No interactions on record
"Propantheline, an anticholinergic agent, can competitively antagonize muscarinic acetylcholine receptors, potentially reducing gastrointestinal motility and secretion. Alfentanil, a mu-opioid receptor agonist, also decreases gastrointestinal motility through central and peripheral opioid receptors. Concomitant use may synergistically inhibit peristalsis, leading to severe constipation, paralytic ileus, or delayed gastric emptying, which can increase the risk of aspiration and complicate anesthesia recovery."
"Alfentanil, a potent opioid analgesic, can cause significant hypotension and respiratory depression. When combined with furosemide, a loop diuretic that reduces blood volume and vascular resistance, there is a synergistic decrease in blood pressure, which may precipitate cardiovascular collapse, especially in patients with compromised circulatory reserves. Additionally, furosemide may enhance the sedative and respiratory depressant effects of alfentanil, leading to increased risk of respiratory acidosis and altered mental status."
"Alfentanil, a potent mu-opioid receptor agonist, can enhance the bradycardic effects of nebivolol, a beta-1 selective blocker with additional nitric oxide-mediated vasodilation. The combination may lead to excessive slowing of heart rate, reduced cardiac output, and potential hemodynamic instability, particularly in patients with underlying cardiac conduction abnormalities or hypovolemia."
Explore head-to-head clinical comparisons of other medications in the same therapeutic classes.
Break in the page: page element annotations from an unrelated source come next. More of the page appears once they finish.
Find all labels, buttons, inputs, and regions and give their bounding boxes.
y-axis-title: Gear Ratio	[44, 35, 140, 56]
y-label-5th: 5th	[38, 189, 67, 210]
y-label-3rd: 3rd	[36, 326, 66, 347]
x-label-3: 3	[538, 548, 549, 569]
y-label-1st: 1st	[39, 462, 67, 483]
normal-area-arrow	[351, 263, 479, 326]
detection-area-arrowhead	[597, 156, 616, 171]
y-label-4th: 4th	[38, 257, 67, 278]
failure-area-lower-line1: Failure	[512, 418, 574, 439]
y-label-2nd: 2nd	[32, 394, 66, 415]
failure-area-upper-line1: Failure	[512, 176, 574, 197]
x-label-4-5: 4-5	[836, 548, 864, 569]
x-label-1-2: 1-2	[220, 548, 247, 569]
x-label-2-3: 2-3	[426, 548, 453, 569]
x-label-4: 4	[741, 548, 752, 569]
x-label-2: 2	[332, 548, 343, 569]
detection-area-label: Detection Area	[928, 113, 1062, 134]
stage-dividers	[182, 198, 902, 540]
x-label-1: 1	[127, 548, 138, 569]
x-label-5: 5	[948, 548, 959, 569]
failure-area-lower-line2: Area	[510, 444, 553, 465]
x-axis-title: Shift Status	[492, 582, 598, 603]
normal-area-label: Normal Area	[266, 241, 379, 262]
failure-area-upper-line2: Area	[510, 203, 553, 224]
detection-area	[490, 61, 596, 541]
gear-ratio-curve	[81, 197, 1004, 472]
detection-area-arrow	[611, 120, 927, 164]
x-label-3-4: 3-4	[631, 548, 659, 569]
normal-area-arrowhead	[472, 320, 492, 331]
Common clinical questions about FENTORA vs ALFENTA, answered by our medical review team.
FENTORA is a Opioid Analgesic that works by Fentanyl is a potent mu-opioid receptor agonist, binding to and activating opioid receptors in the brain and spinal cord, leading to analgesia and sedation.. ALFENTA is a Opioid Analgesic that works by μ-opioid receptor agonist that activates G-protein coupled receptors to inhibit adenylate cyclase, decreasing c AMP production, leading to reduced neuronal excitability and pain transmission.. They differ in pharmacokinetic profiles, FDA-approved indications, and side effect profiles.
Potency comparisons between FENTORA and ALFENTA depend on the specific clinical indication. These are both Opioid Analgesic agents and are not directly interchangeable by dose. A physician or clinical pharmacist should guide any therapeutic switching decisions.
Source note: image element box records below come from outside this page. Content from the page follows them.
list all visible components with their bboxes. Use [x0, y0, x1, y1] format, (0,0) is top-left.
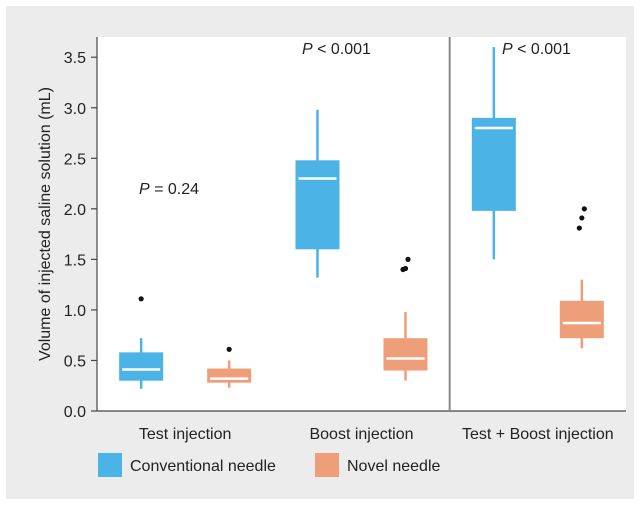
p-symbol: P	[302, 41, 313, 58]
box-conventional-1	[295, 109, 340, 278]
x-tick-label: Boost injection	[309, 426, 413, 443]
legend-label: Novel needle	[347, 458, 441, 475]
p-value-label: P < 0.001	[502, 41, 571, 58]
y-tick-label: 3.5	[64, 50, 86, 67]
outlier-point	[581, 206, 587, 212]
outlier-point	[579, 215, 585, 221]
box-iqr	[383, 338, 428, 371]
box-iqr	[207, 368, 252, 383]
x-axis: Test injection Boost injection Test + Boos…	[97, 37, 626, 443]
legend: Conventional needle Novel needle	[98, 453, 441, 477]
outlier-point	[138, 296, 144, 302]
y-tick-label: 0.0	[64, 404, 86, 421]
p-value-annotations: P = 0.24P < 0.001 P < 0.001	[139, 41, 571, 198]
box-novel-1	[383, 256, 428, 381]
legend-item: Novel needle	[315, 453, 441, 477]
plot-area	[97, 37, 626, 411]
legend-item: Conventional needle	[98, 453, 276, 477]
box-iqr	[559, 300, 604, 339]
p-symbol: P	[502, 41, 513, 58]
box-conventional-0	[119, 296, 164, 389]
box-novel-2	[559, 206, 604, 349]
y-tick-label: 3.0	[64, 101, 86, 118]
p-value-label: P < 0.001	[302, 41, 371, 58]
y-tick-label: 1.5	[64, 252, 86, 269]
p-value: < 0.001	[513, 41, 571, 58]
x-tick-label: Test + Boost injection	[462, 426, 614, 443]
box-conventional-2	[471, 47, 516, 260]
y-tick-label: 2.0	[64, 202, 86, 219]
box-iqr	[119, 352, 164, 381]
p-symbol: P	[139, 181, 150, 198]
outlier-point	[226, 346, 232, 352]
y-tick-label: 1.0	[64, 303, 86, 320]
p-value: < 0.001	[313, 41, 371, 58]
box-series	[119, 47, 604, 389]
outlier-point	[576, 225, 582, 231]
y-axis-label: Volume of injected saline solution (mL)	[37, 87, 54, 361]
y-axis: 0.0 0.5 1.0 1.5 2.0 2.5 3.0 3.5	[64, 37, 98, 421]
legend-swatch	[315, 453, 339, 477]
box-iqr	[471, 117, 516, 211]
outlier-point	[402, 265, 409, 272]
p-value: = 0.24	[150, 181, 199, 198]
box-novel-0	[207, 346, 252, 388]
x-tick-label: Test injection	[139, 426, 232, 443]
box-iqr	[295, 160, 340, 250]
legend-swatch	[98, 453, 122, 477]
p-value-label: P = 0.24	[139, 181, 199, 198]
y-tick-label: 2.5	[64, 151, 86, 168]
outlier-point	[405, 256, 411, 262]
legend-label: Conventional needle	[130, 458, 276, 475]
y-tick-label: 0.5	[64, 353, 86, 370]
The standard adult dose of FENTORA is: For opioid-tolerant adults: 100 mcg (one tablet) placed in buccal cavity; titrate upward in increments of 100 mcg per breakthrough pain episode, with minimum 2-hour interval between doses; maximum 4 doses per day.. The standard adult dose of ALFENTA is: Intravenous: Initial dose 8-20 mcg/kg (0.5-1 min) then 0.5-3 mcg/kg/min or 3-5 mcg/kg q5-20min. For short procedures: 8-20 mcg/kg. For longer procedures: 50-75 mcg/kg followed by 0.5-3 mcg/kg/min.. Dosing should always be individualized based on indication, renal and hepatic function, age, and other patient factors.
No direct drug-drug interaction has been formally documented between FENTORA and ALFENTA in current clinical databases. However, individual patient risk factors including other medications, organ function, and comorbidities should always be evaluated by a qualified healthcare provider.
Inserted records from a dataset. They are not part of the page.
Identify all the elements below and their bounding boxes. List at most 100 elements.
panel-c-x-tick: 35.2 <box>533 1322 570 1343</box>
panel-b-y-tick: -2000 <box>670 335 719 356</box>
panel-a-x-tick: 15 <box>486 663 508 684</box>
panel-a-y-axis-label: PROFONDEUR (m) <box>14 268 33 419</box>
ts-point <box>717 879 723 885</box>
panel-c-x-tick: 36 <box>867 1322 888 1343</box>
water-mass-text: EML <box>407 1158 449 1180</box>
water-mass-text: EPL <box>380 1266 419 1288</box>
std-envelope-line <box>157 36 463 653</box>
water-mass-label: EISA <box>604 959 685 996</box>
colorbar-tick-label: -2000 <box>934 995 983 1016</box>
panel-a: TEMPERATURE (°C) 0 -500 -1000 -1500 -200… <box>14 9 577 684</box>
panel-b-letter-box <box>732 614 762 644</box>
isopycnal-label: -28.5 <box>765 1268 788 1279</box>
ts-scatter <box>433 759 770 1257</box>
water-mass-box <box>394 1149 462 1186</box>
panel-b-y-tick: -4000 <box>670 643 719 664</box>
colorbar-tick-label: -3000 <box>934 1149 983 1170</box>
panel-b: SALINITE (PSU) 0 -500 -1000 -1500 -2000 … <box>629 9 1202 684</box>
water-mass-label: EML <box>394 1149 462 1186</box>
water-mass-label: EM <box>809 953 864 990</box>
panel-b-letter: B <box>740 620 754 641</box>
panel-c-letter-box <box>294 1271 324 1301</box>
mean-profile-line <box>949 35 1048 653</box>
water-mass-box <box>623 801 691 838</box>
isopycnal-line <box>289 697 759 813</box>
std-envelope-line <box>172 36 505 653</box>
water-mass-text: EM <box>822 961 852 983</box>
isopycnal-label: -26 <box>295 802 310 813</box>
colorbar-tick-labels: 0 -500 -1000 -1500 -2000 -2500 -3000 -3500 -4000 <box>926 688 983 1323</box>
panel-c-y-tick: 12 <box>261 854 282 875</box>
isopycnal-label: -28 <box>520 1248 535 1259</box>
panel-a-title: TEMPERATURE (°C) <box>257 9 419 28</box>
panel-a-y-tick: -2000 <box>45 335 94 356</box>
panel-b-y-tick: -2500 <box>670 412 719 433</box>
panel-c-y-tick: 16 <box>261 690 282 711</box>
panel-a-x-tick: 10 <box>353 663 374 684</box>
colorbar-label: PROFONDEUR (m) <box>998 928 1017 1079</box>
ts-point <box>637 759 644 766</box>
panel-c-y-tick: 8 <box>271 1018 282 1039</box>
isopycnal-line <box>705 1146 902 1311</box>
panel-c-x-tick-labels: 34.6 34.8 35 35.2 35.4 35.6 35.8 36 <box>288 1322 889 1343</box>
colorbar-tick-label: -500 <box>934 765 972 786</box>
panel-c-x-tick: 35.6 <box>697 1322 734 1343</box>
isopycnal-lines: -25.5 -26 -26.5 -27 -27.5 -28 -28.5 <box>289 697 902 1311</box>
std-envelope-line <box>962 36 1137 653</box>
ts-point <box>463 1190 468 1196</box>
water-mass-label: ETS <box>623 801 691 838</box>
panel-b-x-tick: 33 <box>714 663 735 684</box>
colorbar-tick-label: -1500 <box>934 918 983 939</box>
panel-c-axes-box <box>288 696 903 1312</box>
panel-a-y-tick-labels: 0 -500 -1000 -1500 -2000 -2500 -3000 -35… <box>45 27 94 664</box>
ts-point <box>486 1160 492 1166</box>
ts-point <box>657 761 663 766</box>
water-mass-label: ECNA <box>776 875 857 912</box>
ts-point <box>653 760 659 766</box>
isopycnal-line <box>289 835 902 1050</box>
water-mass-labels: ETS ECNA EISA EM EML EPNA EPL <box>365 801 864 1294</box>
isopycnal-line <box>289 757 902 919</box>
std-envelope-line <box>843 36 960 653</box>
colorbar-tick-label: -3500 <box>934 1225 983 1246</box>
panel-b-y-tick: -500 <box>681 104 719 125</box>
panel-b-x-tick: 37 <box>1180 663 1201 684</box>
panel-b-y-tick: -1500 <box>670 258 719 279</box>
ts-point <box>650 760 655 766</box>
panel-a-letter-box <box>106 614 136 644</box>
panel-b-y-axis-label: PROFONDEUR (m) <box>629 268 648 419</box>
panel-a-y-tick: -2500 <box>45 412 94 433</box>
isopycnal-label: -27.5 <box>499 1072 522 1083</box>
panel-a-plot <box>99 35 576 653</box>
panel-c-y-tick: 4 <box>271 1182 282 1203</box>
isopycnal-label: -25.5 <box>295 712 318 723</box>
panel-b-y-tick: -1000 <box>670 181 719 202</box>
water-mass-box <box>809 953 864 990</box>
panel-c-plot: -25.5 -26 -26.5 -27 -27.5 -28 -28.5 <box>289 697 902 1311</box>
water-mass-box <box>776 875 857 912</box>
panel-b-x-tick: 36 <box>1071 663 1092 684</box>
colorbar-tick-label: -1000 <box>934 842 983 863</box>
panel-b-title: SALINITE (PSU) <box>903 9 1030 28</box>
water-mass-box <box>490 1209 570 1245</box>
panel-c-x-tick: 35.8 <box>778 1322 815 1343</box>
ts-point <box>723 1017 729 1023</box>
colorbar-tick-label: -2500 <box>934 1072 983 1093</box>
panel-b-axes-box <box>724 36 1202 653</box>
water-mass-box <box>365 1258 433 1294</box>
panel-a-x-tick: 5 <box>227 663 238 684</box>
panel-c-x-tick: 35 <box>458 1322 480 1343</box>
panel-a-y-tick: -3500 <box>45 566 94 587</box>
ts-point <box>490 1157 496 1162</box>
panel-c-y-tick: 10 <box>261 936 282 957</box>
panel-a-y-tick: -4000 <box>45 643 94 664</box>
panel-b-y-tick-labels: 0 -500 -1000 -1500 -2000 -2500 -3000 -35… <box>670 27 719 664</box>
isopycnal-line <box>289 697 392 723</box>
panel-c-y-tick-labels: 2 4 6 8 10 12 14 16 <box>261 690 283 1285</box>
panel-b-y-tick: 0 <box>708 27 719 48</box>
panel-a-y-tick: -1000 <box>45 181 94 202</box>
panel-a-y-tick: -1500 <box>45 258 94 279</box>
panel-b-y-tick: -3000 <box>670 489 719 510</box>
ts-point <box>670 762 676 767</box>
The maternal-fetal safety profiles differ. FENTORA is classified as Category C. Insufficient human data; animal studies show increased skeletal anomalies and reduced fetal weight at high doses. Fentanyl is not a major teratogen but chronic use may cause neonat. ALFENTA is classified as Category C. Alfentanil, a short-acting opioid analgesic, is classified as FDA Pregnancy Category C. No well-controlled studies in pregnant women exist. In animal studies, no teratogenic effect. Always consult a maternal-fetal medicine specialist before taking either drug during pregnancy or lactation.